Introduction
Poor air quality in cities poses a significant threat to health and life expectancy. In London it’s estimated that more than 9,000 Londoners a year die early due to air pollution-related causes. Similar issues affect most cities across the UK, Europe and the wider world.
Air quality in London has improved in recent years as a result of policies to reduce emissions, primarily from road transport, although significant areas still exceed NO2 EU limits. There has also been a revolution in air quality monitoring, making it possible to monitor air pollution at thousands of different locations in the city, greatly enhancing the ability to target and prioritise planned interventions. However, such networks of sensors produce an overwhelming amount of data of variable quality.
Researchers from The Alan Turing Institute’s programme in Data-centric Engineering, in collaboration with the University of Warwick, are working with partners including the Greater London Authority, to develop machine learning algorithms, data science platforms and statistical methodology to better integrate and analyse this sensor data. With a better understanding of air pollution in a complex urban environment like London, it’s possible to design better policy interventions, and hence improve urban quality of life and life expectancy.
How did it start?
The project originally came about via Turing Fellow Dr Theo Damoulas’ connection with urban analytics expert Mike Flowers. Flowers was visiting London in 2015 to advise the Greater London Authority (GLA), the London Office for Data Analytics (LODA) and innovation foundation Nesta on data science initiatives in government and academic partnerships. Through this connection and over discussions at dinner between Dr Damoulas, Andrew Collinge, then Director of Intelligence and Analysis at GLA, and Paul Hodgson, GLA Geographic Information Systems and Infrastructure Manager, a pilot collaboration between the GLA and the University of Warwick was formed. A group of Warwick MEng Computer Science students, supervised by Dr Damoulas, began working on the data, computational, statistical and machine learning aspects of air pollution in London.
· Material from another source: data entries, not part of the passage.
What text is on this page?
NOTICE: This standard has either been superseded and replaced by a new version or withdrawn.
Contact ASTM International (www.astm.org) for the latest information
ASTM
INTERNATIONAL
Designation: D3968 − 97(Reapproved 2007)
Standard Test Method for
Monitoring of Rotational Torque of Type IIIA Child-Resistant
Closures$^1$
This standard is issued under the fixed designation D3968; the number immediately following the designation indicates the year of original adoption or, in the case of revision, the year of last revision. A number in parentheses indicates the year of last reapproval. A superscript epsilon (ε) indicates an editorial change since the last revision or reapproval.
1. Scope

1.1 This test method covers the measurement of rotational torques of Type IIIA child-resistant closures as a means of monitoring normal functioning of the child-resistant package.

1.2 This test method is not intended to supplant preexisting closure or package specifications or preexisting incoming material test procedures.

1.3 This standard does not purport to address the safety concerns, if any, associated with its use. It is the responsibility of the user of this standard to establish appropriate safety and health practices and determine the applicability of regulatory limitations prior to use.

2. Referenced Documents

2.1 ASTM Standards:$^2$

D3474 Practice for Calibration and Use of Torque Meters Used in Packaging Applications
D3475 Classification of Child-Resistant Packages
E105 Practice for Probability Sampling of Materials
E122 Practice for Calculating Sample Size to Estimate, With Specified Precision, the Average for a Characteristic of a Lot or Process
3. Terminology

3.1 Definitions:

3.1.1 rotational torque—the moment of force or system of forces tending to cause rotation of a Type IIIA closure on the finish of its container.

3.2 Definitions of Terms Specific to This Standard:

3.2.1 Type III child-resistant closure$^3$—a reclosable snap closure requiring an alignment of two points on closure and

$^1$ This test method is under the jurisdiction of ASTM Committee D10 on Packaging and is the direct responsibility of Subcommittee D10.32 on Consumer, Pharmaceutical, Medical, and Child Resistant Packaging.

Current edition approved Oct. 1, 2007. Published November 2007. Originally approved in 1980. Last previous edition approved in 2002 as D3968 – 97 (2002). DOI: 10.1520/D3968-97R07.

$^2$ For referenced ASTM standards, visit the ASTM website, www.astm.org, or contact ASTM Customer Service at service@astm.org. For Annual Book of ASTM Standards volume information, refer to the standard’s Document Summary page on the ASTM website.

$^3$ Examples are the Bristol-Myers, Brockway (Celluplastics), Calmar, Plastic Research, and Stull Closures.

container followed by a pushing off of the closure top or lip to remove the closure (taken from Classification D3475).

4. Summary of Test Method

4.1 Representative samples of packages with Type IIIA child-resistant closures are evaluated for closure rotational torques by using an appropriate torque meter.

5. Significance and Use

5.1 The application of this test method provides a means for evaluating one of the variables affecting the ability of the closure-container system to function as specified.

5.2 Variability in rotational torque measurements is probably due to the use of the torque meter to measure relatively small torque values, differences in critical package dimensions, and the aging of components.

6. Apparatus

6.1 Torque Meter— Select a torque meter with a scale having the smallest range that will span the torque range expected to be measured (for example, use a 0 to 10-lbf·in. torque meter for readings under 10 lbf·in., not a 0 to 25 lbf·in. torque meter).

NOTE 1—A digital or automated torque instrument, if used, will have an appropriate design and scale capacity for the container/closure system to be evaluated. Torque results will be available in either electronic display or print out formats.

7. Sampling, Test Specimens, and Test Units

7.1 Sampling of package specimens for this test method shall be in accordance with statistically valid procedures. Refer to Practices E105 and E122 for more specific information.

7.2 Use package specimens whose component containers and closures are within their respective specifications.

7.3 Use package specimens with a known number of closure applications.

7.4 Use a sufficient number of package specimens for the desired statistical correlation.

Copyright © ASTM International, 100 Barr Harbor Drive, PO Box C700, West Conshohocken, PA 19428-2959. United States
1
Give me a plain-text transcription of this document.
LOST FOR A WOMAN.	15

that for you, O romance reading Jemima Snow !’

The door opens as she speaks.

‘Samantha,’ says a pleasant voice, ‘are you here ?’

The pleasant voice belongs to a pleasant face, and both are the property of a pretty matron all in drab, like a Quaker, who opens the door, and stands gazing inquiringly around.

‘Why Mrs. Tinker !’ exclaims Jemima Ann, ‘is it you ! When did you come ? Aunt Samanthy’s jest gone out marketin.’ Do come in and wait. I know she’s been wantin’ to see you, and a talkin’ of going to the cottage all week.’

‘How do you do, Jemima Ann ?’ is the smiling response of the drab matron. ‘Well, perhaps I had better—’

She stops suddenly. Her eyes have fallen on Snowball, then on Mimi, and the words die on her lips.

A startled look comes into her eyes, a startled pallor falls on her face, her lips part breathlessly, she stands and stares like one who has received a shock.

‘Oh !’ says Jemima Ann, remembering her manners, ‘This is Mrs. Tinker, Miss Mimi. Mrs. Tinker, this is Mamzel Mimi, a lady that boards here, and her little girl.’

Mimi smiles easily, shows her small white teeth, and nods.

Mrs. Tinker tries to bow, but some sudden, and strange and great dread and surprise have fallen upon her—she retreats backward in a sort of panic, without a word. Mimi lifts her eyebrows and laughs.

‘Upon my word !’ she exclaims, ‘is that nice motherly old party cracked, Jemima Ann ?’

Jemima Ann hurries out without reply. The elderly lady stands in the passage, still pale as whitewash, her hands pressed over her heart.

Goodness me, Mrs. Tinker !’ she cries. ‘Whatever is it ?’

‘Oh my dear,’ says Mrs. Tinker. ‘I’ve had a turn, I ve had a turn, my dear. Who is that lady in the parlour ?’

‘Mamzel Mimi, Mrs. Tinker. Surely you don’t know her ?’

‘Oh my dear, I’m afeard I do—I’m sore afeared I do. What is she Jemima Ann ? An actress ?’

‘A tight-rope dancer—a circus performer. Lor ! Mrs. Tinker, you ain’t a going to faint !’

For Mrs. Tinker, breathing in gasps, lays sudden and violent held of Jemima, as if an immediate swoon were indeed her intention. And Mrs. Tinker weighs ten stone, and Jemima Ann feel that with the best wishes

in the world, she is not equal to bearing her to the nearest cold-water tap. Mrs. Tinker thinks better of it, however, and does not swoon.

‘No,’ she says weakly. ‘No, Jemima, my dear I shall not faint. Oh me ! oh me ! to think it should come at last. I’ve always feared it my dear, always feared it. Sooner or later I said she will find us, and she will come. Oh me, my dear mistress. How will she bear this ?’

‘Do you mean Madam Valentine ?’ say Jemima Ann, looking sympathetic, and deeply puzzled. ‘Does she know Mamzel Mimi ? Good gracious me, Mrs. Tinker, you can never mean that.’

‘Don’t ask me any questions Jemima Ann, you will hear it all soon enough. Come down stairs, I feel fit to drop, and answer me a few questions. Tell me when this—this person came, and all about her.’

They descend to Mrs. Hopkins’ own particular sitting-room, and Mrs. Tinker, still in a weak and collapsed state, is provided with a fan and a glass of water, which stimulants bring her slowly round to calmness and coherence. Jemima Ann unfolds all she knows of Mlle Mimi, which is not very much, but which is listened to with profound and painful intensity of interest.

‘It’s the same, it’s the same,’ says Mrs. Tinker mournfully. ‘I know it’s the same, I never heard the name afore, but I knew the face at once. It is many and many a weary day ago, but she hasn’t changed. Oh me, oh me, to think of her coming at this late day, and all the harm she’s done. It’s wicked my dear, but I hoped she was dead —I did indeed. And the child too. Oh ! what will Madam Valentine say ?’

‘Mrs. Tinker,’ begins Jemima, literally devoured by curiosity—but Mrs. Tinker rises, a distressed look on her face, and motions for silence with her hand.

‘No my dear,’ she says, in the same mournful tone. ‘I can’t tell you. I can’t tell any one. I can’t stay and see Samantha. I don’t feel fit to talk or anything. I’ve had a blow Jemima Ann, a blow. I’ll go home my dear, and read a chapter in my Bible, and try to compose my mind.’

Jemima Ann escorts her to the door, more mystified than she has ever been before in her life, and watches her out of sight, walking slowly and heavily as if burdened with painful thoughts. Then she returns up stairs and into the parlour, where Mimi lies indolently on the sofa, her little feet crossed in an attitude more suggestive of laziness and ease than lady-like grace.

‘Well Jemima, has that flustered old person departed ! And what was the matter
“It’s exciting to see machine learning being applied to a problem with wide-reaching impact on quality of life”
Mark Girolami, Programme Director for Data-centric Engineering
In 2017 The Turing’s programme in data-centric Engineering, funded by the Lloyd’s Register Foundation, began funding the research to further its reach and potential. Programme Director Mark Girolami explains how the work contributes to the programme’s aims. “It’s exciting to see machine learning methods being developed and scaled up to bear on a ‘big data’-scale problem with wide-reaching impact to the quality of life of Londoners. The challenges faced in the project in dealing with a complex process [like air pollution] include how to handle identifiability, interpretability and sampling bias within large scale datasets. These are challenges that arise across the programme.”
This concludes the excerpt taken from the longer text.